Not long before Hurricane Georges churned up the southeast, Hurricane Galia slammed into Los Angeles. And advocates for Middle East peace couldn't have been more relieved.

It may be overstating the case to call Galia Golan, a founder of Peace Now -- the Israeli peace movement -- a hurricane-like force, but only mildly.

"Her name alone works wonders," says Yiftach Levy of the organization's Los Angeles office. "She really opens doors."

Golan arrived in L.A. this summer on a one-year sabbatical from Hebrew University of Jerusalem, where she is an internationally respected scholar in Russian and Women's studies. Her vacation plan: to take over the L.A. branch of APN -- Israel's largest and oldest grass-roots peace movement.

"She's an exceptional person and I think she's a great person to have in L.A.," said Richard Gunther, former APN president.

Since arriving in L.A., Golan has organized APN meetings with her friend Leah Rabin, widow of the slain prime minister; Edward Walker, U.S. ambassador to Israel; and with Labor party leader Ehud Barak.
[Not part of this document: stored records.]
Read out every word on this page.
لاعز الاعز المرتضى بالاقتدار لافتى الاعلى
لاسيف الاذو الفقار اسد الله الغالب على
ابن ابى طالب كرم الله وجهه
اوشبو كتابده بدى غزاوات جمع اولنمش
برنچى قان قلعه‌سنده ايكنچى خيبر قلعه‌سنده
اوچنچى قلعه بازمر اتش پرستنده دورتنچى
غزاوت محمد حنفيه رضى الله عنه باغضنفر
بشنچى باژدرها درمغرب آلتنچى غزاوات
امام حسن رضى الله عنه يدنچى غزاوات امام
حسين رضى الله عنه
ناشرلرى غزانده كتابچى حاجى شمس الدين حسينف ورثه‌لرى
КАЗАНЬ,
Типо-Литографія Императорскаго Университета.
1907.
The meetings, along with impassioned phone calls from a Rolodex of longtime and would-be supporters, have already improved the organization's fund-raising outlook.

Golan said she intends to galvanize support for APN and represent the needs of Jewish-American peace advocates at a time when the fitful peace process continues to frazzle Israeli citizens and U.S. and Israel relations. She plans to speak at local synagogues and Jewish organizations and meet with important local political figures.

"I decided to contribute a lot of my time to Peace Now as a consultant mainly because the picture is so discouraging at home," said Golan in an interview with The Journal at the APN office in Beverly Hills.

The worry of future bloodshed, increasing unemployment and the receding economy amplify the urgency of Golan's work here. According to Golan, many Israelis are concerned that war will break out after May 1999, when Arafat will declare a Palestinian state with or without Israeli or U.S. approval.

"This is not time that can be wasted," Golan said. "I think the U.S. has a very important role to play as a third party, and Jews in the Diaspora have a right to speak their mind regarding Israel."

The American-born Golan, who has lived in Israel most of her adult life, helped turn Peace Now, or Shalom Achshav, into a large, American-style peace group. Founded in March 1978 by 348 reserve officers in the Israel Defense Force, the organization -- which emphasizes that only a negotiated solution can bring a secure peace to the Mideast -- has held rallies, educational programs, Arab-Jewish dialogues and watchdog efforts in Israel. It was at a Peace Now rally three years ago where Yitzhak Rabin was killed by an assassin's bullet. "What we'd like to be doing is holding a rally in celebration of peace between Israelis and Palestinians," said Golan.

In the U.S., APN members raise money for the organization and meet with their congressional representatives to urge progress in peace talks.

Golan's arrival in L.A., where she is also connected with the Center for International Studies at UCLA, is yet another sign of American Jewry's growing importance to the peace movement in Israel and Washington D.C.

Indicative of APN's growing influence: the stream of high-ranking Israeli dignitaries stopping by to energize consciousness and contributions; the $300,000 generated in Los Angeles to support the peace movement last year; and an upcoming fund-raiser at a tony Manhattan restaurant.

Next weekend, APN will honor Los Angeles activist Stanley Sheinbaum and former Congressman Wayne Owens at a big ticket dinner at Tavern on the Green. The honorary chairs for the Annual Shimon Peres Peace Award Dinner are President and Mrs. Clinton and Leah Rabin.

At the meeting with Rabin, held in the living room of a Bel Air home on Oct. 6, about 40 APN supporters heard the impassioned widow call for support of the Oslo peace accords.

"Peace is like a sukkah," said Rabin. "It is shaky at first. You have to support it, hold it up, until it can become as strong as a castle."

Rabin's pleas culminated with a standing ovation -- led by a clearly pleased Galia Golan.